California prevents ban on male circumcision
LOS ANGELES (Reuters) - California Governor Jerry Brown announced on Sunday that he signed a bill preventing local authorities from banning the practice of male circumcision.
The bill, which takes effect immediately, comes in the wake of an effort by a San Francisco group opposed to male circumcision to enforce a city-wide ban of the practice in a November ballot measure.
That effort was struck down in late July by a California judge who said it would infringe on religious freedom.
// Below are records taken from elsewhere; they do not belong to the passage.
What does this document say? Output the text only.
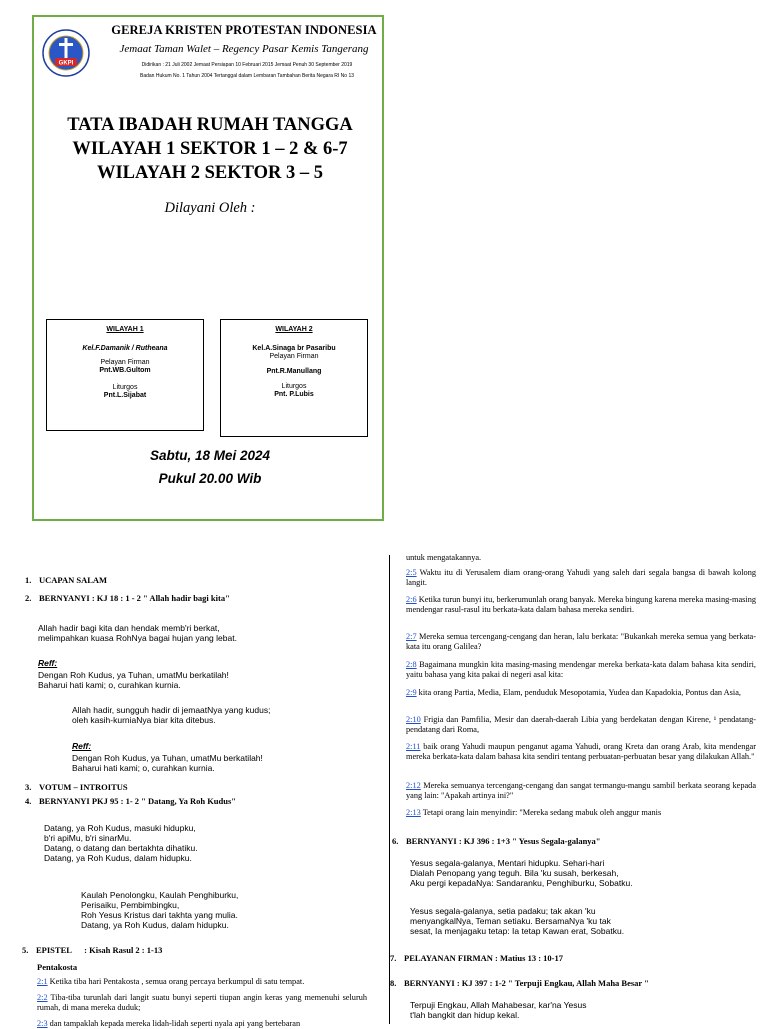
GKPI
GEREJA KRISTEN PROTESTAN INDONESIA
Jemaat Taman Walet – Regency Pasar Kemis Tangerang
Didirikan : 21 Juli 2002 Jemaat Persiapan 10 Februari 2015 Jemaat Penuh 30 September 2019
Badan Hukum No. 1 Tahun 2004 Tertanggal dalam Lembaran Tambahan Berita Negara RI No 13
TATA IBADAH RUMAH TANGGA
WILAYAH 1 SEKTOR 1 – 2 & 6-7
WILAYAH 2 SEKTOR 3 – 5
Dilayani Oleh :
WILAYAH 1
Kel.F.Damanik / Rutheana
Pelayan Firman
Pnt.WB.Gultom
Liturgos
Pnt.L.Sijabat
WILAYAH 2
Kel.A.Sinaga br Pasaribu
Pelayan Firman
Pnt.R.Manullang
Liturgos
Pnt. P.Lubis
Sabtu, 18 Mei 2024
Pukul 20.00 Wib
1. UCAPAN SALAM
2. BERNYANYI : KJ 18 : 1 - 2 " Allah hadir bagi kita"
Allah hadir bagi kita dan hendak memb'ri berkat,
melimpahkan kuasa RohNya bagai hujan yang lebat.
Reff:
Dengan Roh Kudus, ya Tuhan, umatMu berkatilah!
Baharui hati kami; o, curahkan kurnia.
Allah hadir, sungguh hadir di jemaatNya yang kudus;
oleh kasih-kurniaNya biar kita ditebus.
Reff:
Dengan Roh Kudus, ya Tuhan, umatMu berkatilah!
Baharui hati kami; o, curahkan kurnia.
3. VOTUM – INTROITUS
4. BERNYANYI PKJ 95 : 1- 2 " Datang, Ya Roh Kudus"
Datang, ya Roh Kudus, masuki hidupku,
b'ri apiMu, b'ri sinarMu.
Datang, o datang dan bertakhta dihatiku.
Datang, ya Roh Kudus, dalam hidupku.
Kaulah Penolongku, Kaulah Penghiburku,
Perisaiku, Pembimbingku,
Roh Yesus Kristus dari takhta yang mulia.
Datang, ya Roh Kudus, dalam hidupku.
5. EPISTEL      : Kisah Rasul 2 : 1-13
Pentakosta
2:1 Ketika tiba hari Pentakosta , semua orang percaya berkumpul di satu tempat.
2:2 Tiba-tiba turunlah dari langit suatu bunyi seperti tiupan angin keras yang memenuhi seluruh rumah, di mana mereka duduk;
2:3 dan tampaklah kepada mereka lidah-lidah seperti nyala api yang bertebaran
untuk mengatakannya.
2:5 Waktu itu di Yerusalem diam orang-orang Yahudi yang saleh dari segala bangsa di bawah kolong langit.
2:6 Ketika turun bunyi itu, berkerumunlah orang banyak. Mereka bingung karena mereka masing-masing mendengar rasul-rasul itu berkata-kata dalam bahasa mereka sendiri.
2:7 Mereka semua tercengang-cengang dan heran, lalu berkata: "Bukankah mereka semua yang berkata-kata itu orang Galilea?
2:8 Bagaimana mungkin kita masing-masing mendengar mereka berkata-kata dalam bahasa kita sendiri, yaitu bahasa yang kita pakai di negeri asal kita:
2:9 kita orang Partia, Media, Elam, penduduk Mesopotamia, Yudea dan Kapadokia, Pontus dan Asia,
2:10 Frigia dan Pamfilia, Mesir dan daerah-daerah Libia yang berdekatan dengan Kirene, ¹ pendatang-pendatang dari Roma,
2:11 baik orang Yahudi maupun penganut agama Yahudi, orang Kreta dan orang Arab, kita mendengar mereka berkata-kata dalam bahasa kita sendiri tentang perbuatan-perbuatan besar yang dilakukan Allah."
2:12 Mereka semuanya tercengang-cengang dan sangat termangu-mangu sambil berkata seorang kepada yang lain: "Apakah artinya ini?"
2:13 Tetapi orang lain menyindir: "Mereka sedang mabuk oleh anggur manis
6. BERNYANYI : KJ 396 : 1+3 " Yesus Segala-galanya"
Yesus segala-galanya, Mentari hidupku. Sehari-hari
Dialah Penopang yang teguh. Bila 'ku susah, berkesah,
Aku pergi kepadaNya: Sandaranku, Penghiburku, Sobatku.
Yesus segala-galanya, setia padaku; tak akan 'ku
menyangkalNya, Teman setiaku. BersamaNya 'ku tak
sesat, Ia menjagaku tetap: Ia tetap Kawan erat, Sobatku.
7. PELAYANAN FIRMAN : Matius 13 : 10-17
8. BERNYANYI : KJ 397 : 1-2 " Terpuji Engkau, Allah Maha Besar "
Terpuji Engkau, Allah Mahabesar, kar'na Yesus
t'lah bangkit dan hidup kekal.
The measure was removed from the November ballot.
The measure, which garnered 12,000 signatures of support, would have made it a misdemeanor crime to circumcise a boy before he is 18 years old in San Francisco, regardless of the parents' religious beliefs.
A dozen petitioners sued to block the initiative at the time. A similar effort in Santa Monica, west of Los Angeles, was withdrawn.
Circumcision is a ritual obligation for infant Jewish boys and also a common rite among Muslims, who account for the largest share of circumcised men worldwide.
The move to outlaw circumcision in San Francisco raised alarm bells for Jewish groups.
In June, the Anti-Defamation League condemned a comic book created by supporters of the anti-circumcision movement that it said contained grotesque anti-Semitic imagery. The comic featured a character named "Monster Mohel" as an evil villain.
A mohel is a Jewish individual specifically trained to perform the ritual circumcision of infant boys.